A novel mode of ubiquitin recognition by the ubiquitin-binding zinc finger domain of WRNIP1.

UNLABELLED: The ubiquitin-binding zinc finger (UBZ) is a type of zinc-coordinating ß-ß-α fold domain found mainly in proteins involved in DNA repair and transcriptional regulation. Here, we report the crystal structure of the UBZ domain of Y-family DNA polymerase (pol) η and the crystal structure of the complex between the UBZ domain of Werner helicase-interacting protein 1 (WRNIP1) and ubiquitin, crystallized using the GFP fusion technique. In contrast to the pol η UBZ, which has been proposed to bind ubiquitin via its C-terminal α-helix, ubiquitin binds to a novel surface of WRNIP1 UBZ composed of the first ß-strand and the C-terminal α-helix. In addition, we report the structure of the tandem UBZ domains of Tax1-binding protein 1 (TAX1BP1) and show that the second UBZ of TAX1BP1 binds ubiquitin, presumably in a manner similar to that of WRNIP1 UBZ. We propose that UBZ domains can be divided into at least two different types in terms of the ubiquitin-binding surfaces: the pol η type and the WRNIP1 type. DATABASE: Structural data are available in the Protein Data Bank under accession numbers 3WUP (pol η UBZ), 3VHS (WRNIP1 UBZ), 3VHT (GFP-WRNIP1/ubiquitin), 4Z4K (TAX1BP1 UBZ1 + 2), and 4Z4M (TAX1BP1 UBZ2).

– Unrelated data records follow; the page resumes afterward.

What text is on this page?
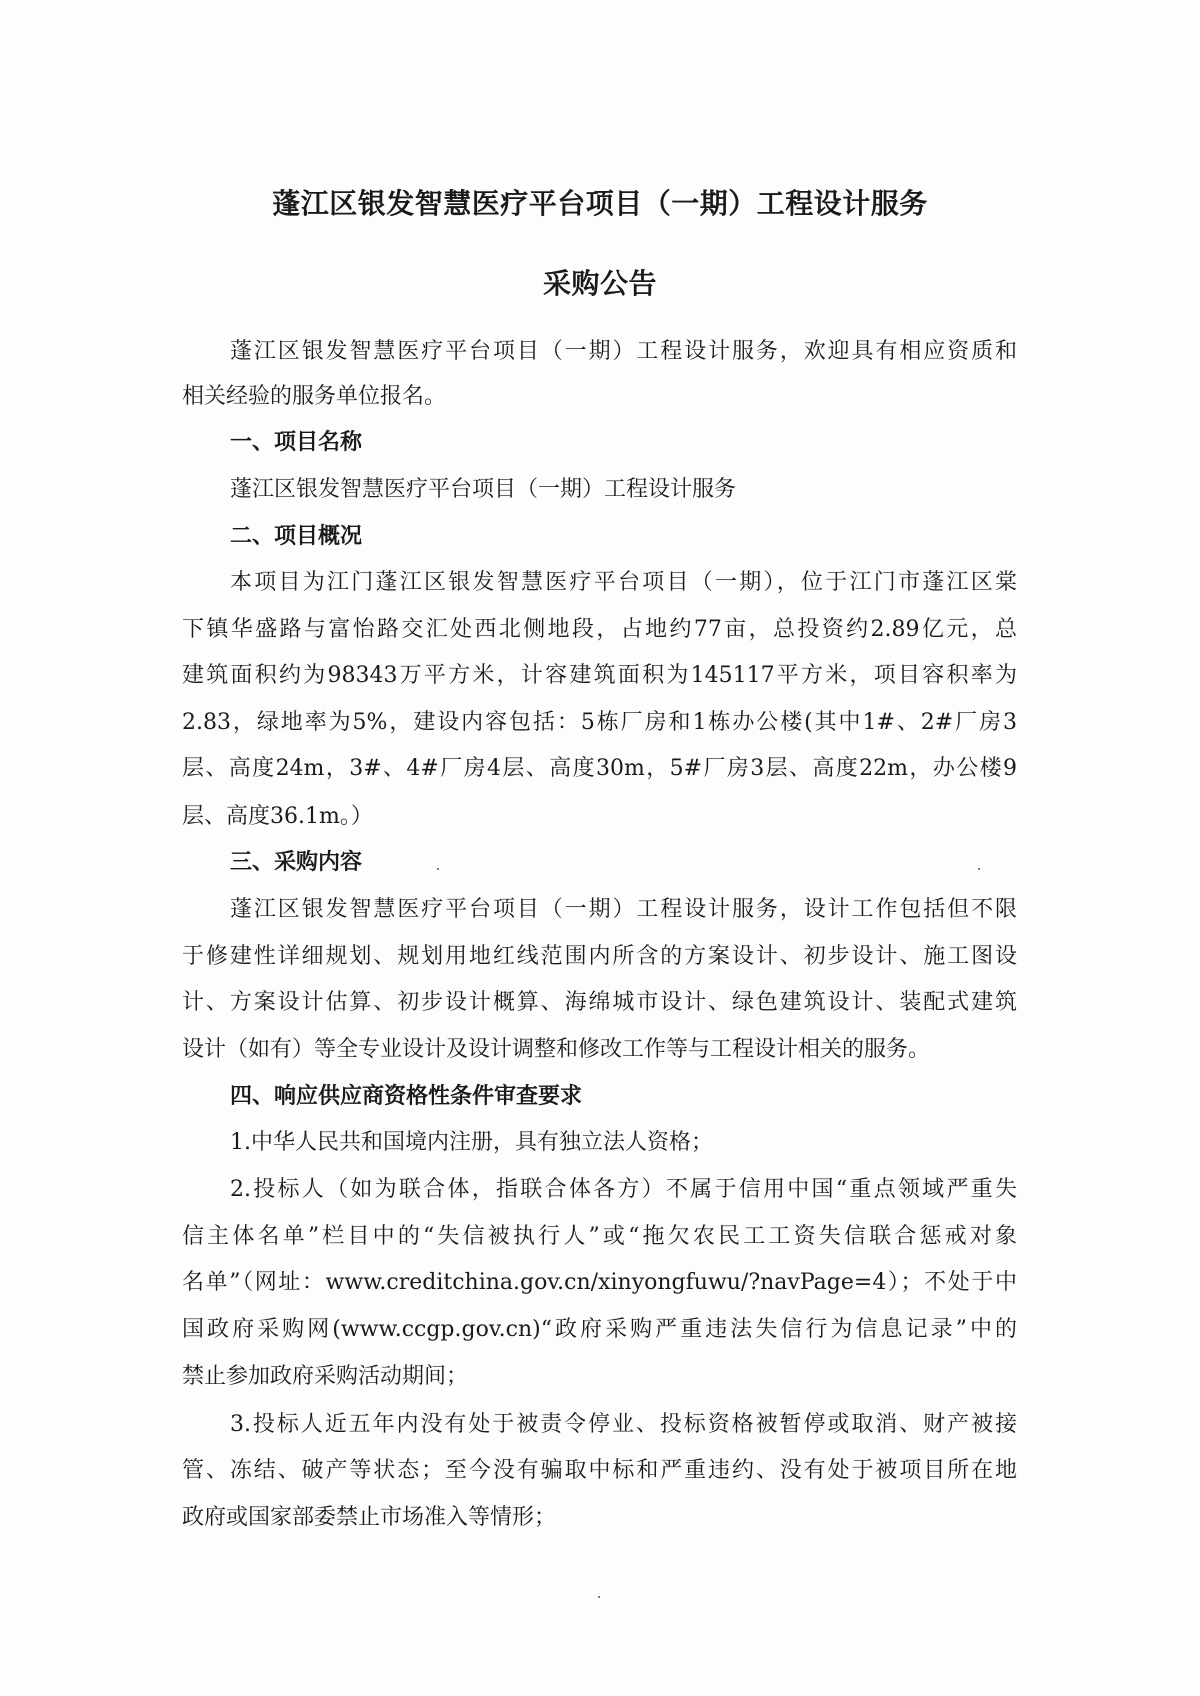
蓬江区银发智慧医疗平台项目（一期）工程设计服务
采购公告

蓬江区银发智慧医疗平台项目（一期）工程设计服务，欢迎具有相应资质和

相关经验的服务单位报名。

一、项目名称

蓬江区银发智慧医疗平台项目（一期）工程设计服务

二、项目概况

本项目为江门蓬江区银发智慧医疗平台项目（一期），位于江门市蓬江区棠

下镇华盛路与富怡路交汇处西北侧地段，占地约77亩，总投资约2.89亿元，总

建筑面积约为98343万平方米，计容建筑面积为145117平方米，项目容积率为

2.83，绿地率为5%，建设内容包括：5栋厂房和1栋办公楼(其中1#、2#厂房3

层、高度24m，3#、4#厂房4层、高度30m，5#厂房3层、高度22m，办公楼9

层、高度36.1m。）

三、采购内容

蓬江区银发智慧医疗平台项目（一期）工程设计服务，设计工作包括但不限

于修建性详细规划、规划用地红线范围内所含的方案设计、初步设计、施工图设

计、方案设计估算、初步设计概算、海绵城市设计、绿色建筑设计、装配式建筑

设计（如有）等全专业设计及设计调整和修改工作等与工程设计相关的服务。

四、响应供应商资格性条件审查要求

1.中华人民共和国境内注册，具有独立法人资格；

2.投标人（如为联合体，指联合体各方）不属于信用中国“重点领域严重失

信主体名单”栏目中的“失信被执行人”或“拖欠农民工工资失信联合惩戒对象

名单”（网址：www.creditchina.gov.cn/xinyongfuwu/?navPage=4）；不处于中

国政府采购网(www.ccgp.gov.cn)“政府采购严重违法失信行为信息记录”中的

禁止参加政府采购活动期间；

3.投标人近五年内没有处于被责令停业、投标资格被暂停或取消、财产被接

管、冻结、破产等状态；至今没有骗取中标和严重违约、没有处于被项目所在地

政府或国家部委禁止市场准入等情形；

WRNIP1 functions upstream of DNA polymerase η in the UV-induced DNA damage response.

WRNIP1 (WRN-interacting protein 1) was first identified as a factor that interacts with WRN, the protein that is defective in Werner syndrome (WS). WRNIP1 associates with DNA polymerase η (Polη), but the biological significance of this interaction remains unknown. In this study, we analyzed the functional interaction between WRNIP1 and Polη by generating knockouts of both genes in DT40 chicken cells. Disruption of WRNIP1 in Polη-disrupted (POLH(-/-)) cells suppressed the phenotypes associated with the loss of Polη: sensitivity to ultraviolet light (UV), delayed repair of cyclobutane pyrimidine dimers (CPD), elevated frequency of mutation, elevated levels of UV-induced sister chromatid exchange (SCE), and reduced rate of fork progression after UV irradiation. These results suggest that WRNIP1 functions upstream of Polη in the response to UV irradiation.